2) La paura che gli studenti, con le loro giovani menti così deboli e facilmente plasmabili, possano essere inesorabilmente "plagiati" da certi libri di testo o da certi professori, è un mito duro a morire che non si sa se sia più stupido o interessato. Chiunque abbia frequentato le aule di scuola negli ultimi anni sa bene che il vero problema è quello di promuovere nei ragazzi un minimo di coscienza e di memoria storica. Il dato di partenza, lo sappiamo, è un'indifferenza generalizzata, di cui i ragazzi non sono tanto colpevoli quanto vittime. Dunque, come insegnante, sarei ben più contento di una accesa discussione in classe sui temi della Resistenza fra studenti "di destra" e di "sinistra", che di un deserto di stimoli e di emozioni.

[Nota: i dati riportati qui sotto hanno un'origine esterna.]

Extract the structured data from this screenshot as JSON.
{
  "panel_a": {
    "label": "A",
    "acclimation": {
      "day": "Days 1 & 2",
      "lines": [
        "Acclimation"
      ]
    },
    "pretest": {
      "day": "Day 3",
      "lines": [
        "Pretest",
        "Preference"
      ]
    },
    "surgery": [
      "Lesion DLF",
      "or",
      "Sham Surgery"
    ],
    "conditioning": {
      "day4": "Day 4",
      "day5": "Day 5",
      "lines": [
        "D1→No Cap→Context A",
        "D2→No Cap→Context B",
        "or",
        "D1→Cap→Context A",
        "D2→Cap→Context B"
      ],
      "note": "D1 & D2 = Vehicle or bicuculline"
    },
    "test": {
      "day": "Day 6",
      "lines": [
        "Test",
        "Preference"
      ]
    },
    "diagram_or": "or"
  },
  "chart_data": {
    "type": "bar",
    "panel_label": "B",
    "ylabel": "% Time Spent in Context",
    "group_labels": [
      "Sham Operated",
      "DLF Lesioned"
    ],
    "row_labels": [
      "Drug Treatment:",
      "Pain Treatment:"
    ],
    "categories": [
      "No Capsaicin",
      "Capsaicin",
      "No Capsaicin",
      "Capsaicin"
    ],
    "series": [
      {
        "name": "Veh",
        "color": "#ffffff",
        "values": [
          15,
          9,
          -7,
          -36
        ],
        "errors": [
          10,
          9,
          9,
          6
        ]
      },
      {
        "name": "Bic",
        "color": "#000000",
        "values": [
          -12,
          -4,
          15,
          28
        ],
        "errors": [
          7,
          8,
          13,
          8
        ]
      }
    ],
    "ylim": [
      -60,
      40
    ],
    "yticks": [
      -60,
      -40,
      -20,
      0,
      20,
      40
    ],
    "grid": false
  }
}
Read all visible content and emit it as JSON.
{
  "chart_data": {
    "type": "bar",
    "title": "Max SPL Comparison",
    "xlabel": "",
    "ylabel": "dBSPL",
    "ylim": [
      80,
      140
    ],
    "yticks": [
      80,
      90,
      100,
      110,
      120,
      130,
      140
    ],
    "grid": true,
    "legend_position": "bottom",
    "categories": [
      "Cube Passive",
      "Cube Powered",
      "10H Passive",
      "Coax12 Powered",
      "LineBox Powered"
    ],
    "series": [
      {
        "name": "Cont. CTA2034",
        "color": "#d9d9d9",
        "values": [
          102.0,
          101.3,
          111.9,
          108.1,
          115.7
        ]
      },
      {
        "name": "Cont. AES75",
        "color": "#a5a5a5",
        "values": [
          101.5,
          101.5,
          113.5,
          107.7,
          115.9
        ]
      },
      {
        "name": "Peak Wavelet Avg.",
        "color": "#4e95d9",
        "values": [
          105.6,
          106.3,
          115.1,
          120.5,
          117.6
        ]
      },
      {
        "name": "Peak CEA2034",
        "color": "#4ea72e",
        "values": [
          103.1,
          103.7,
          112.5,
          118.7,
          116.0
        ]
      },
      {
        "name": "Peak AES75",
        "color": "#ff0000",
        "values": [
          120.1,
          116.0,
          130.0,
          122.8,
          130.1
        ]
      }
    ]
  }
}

3) Un'ultima cosa, questa sul merito della questione e delle accuse di cui si diceva sopra. L'omissione di alcune pagine importanti e tragiche della storia contemporanea ci può essere stata, e la si può verificare e giudicare. La visione "eroica" della Resistenza potrà anche essere stata unilaterale, e aver tralasciato quei caratteri di guerra civile di cui gli storici più aggiornati (anche di sinistra) ci parlano da alcuni anni. Però il sospetto, ed è un sospetto forte, è che in discussione siano non tanto dei singoli punti, quanto una visione generale, più che storica, etica: l'impostazione antifascista, con tutti i valori, anche educativi, che questa si porta con sé. Allora qui la questione si fa molto chiara, e la domanda da fare ai revisori è: vogliamo mettere in dubbio, o cancellare, l'impostazione antifascista? L'antifascismo a scuola è un valore, sì o no? Lo dobbiamo insegnare, o no?
Perché in tal caso, più che censurare Villari dovremo censurare i Costituenti. E dopo aver emendato un povero manuale di storia, saremo costretti ad emendare il più importante testo di storia dell'Italia contemporanea: la Costituzione repubblicana.